夏休みが近づくと、子どもだけで過ごす時間が増える家庭もあるのではないでしょうか。
共働き家庭では、学童を利用したり、短時間だけ留守番をしたりと、普段とは違う生活になることもあります。
そんな時期だからこそ、夏休みが始まる前に家族で防犯について話し合っておくことが大切です。
難しいルールをたくさん決める必要はありません。子どもが覚えやすく、実践しやすいポイントを確認しておくだけでも、防犯意識を高めるきっかけになります。

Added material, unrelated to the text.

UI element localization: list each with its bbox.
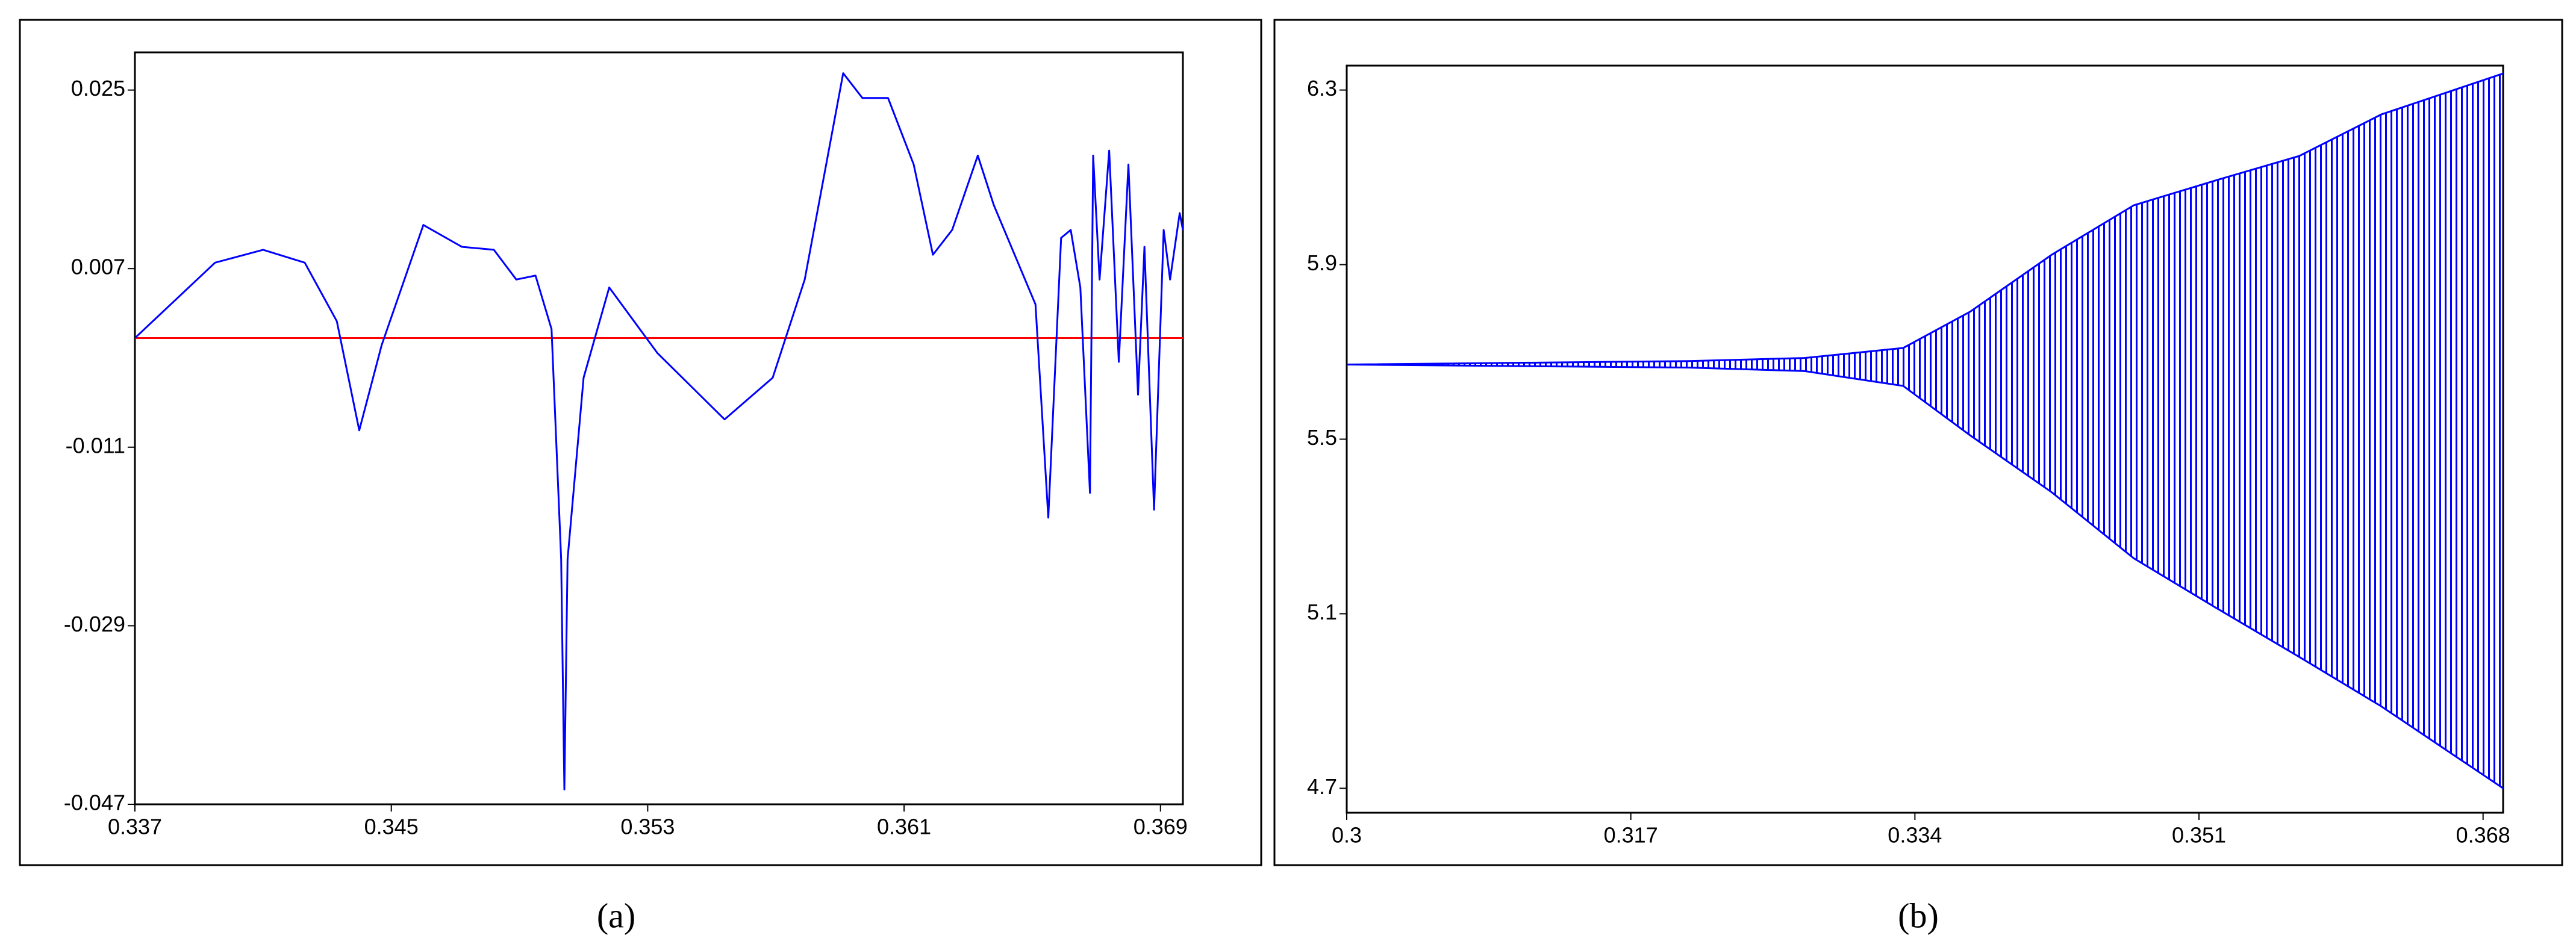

今回は、夏休み前に確認しておきたい防犯チェックリストをご紹介します。
家の鍵の取り扱いを確認する
子どもが鍵を持つ場合は、扱い方を改めて確認しておきましょう。
例えば、次のようなポイントは基本ですが、とても重要です。
- 鍵を人に見せない
- ポストや植木鉢などに隠さない
- 家に入ったらすぐに鍵をかける
- 外出するときも必ず施錠する
「知っているから大丈夫」と思わず、夏休み前にもう一度確認しておくと安心です。
インターホンにはすぐに出ない
留守番中にインターホンが鳴ると、つい反応してしまう子もいます。
しかし、相手が誰かわからない場合は、無理に出る必要はありません。
家族であらかじめ、
- 知らない人には対応しない
- 宅配便でも保護者に連絡してから判断する
- ドアは簡単に開けない
といったルールを決めておくと、子どもも迷いにくくなります。
外で遊ぶ場所と帰宅時間を決める
夏休みは自由な時間が増えるため、遊びに出かける機会も多くなります。
事前に、
- 誰と遊ぶのか
- どこで遊ぶのか
- 何時に帰るのか
を家族で確認する習慣をつけましょう。
予定が変わる場合は、保護者へ連絡することも約束しておくと安心です。
「知らない人にはついていかない」を具体的に話す
「知らない人についていかない」という約束はよく聞きますが、それだけでは判断が難しい場面もあります。
例えば、
- 「おうちの人が事故にあったよ」
- 「道を教えて」
- 「子犬を探すのを手伝って」
など、親切心につけ込む声かけをされる可能性もあります。
「困ったときは近くのお店や大人に助けを求める」「一人で判断せず、その場を離れる」といった行動まで具体的に話しておくことが大切です。
家族と連絡を取る方法を確認する
スマートフォンを持っている場合でも、充電切れや電波状況などで連絡が取れないことがあります。
そのため、
- 保護者の電話番号を覚えているか
- 緊急時の連絡先を書いたメモを持っているか
- 学童や祖父母など、連絡できる相手を知っているか
も確認しておきましょう。
「もしものとき、誰に相談するか」を子ども自身が知っていることは、防犯だけでなく安心にもつながります。
SNSやゲームでのやり取りにも注意
夏休みはゲームや動画を見る時間が増えやすい時期です。
オンラインゲームやSNSで知らない人とやり取りする機会が増えることもあります。
子どもには、
- 本名や住所、学校名を教えない
- 写真を勝手に送らない
- 会おうと言われても応じない
- 不安なことがあればすぐに家族へ相談する
というルールを、改めて確認しておきましょう。
防犯は「怖がらせる」のではなく「備える」
防犯の話をすると、子どもが不安になってしまうのではと心配になることもあります。
しかし、大切なのは怖がらせることではありません。
「困ったときはどうしたらいいかな?」
「こんなときは誰に相談できるかな?」
と一緒に考えながら話すことで、子どもも前向きに防犯について学ぶことができます。
一度話して終わりではなく、夏休みが始まる前や長期休みのタイミングで定期的に確認することが、安心につながります。
まとめ
夏休みは子どもにとって楽しい季節ですが、普段とは生活リズムが変わることで、防犯面への備えも大切になります。
鍵の扱い方や留守番中の対応、遊びに行くときの約束、SNSの利用ルールなど、家族で事前に確認しておくことで、安心して夏休みを迎えやすくなります。
すべてを一度に覚えようとする必要はありません。まずは家族で「もしこんなことがあったらどうする?」と話し合う時間をつくることから始めてみてはいかがでしょうか。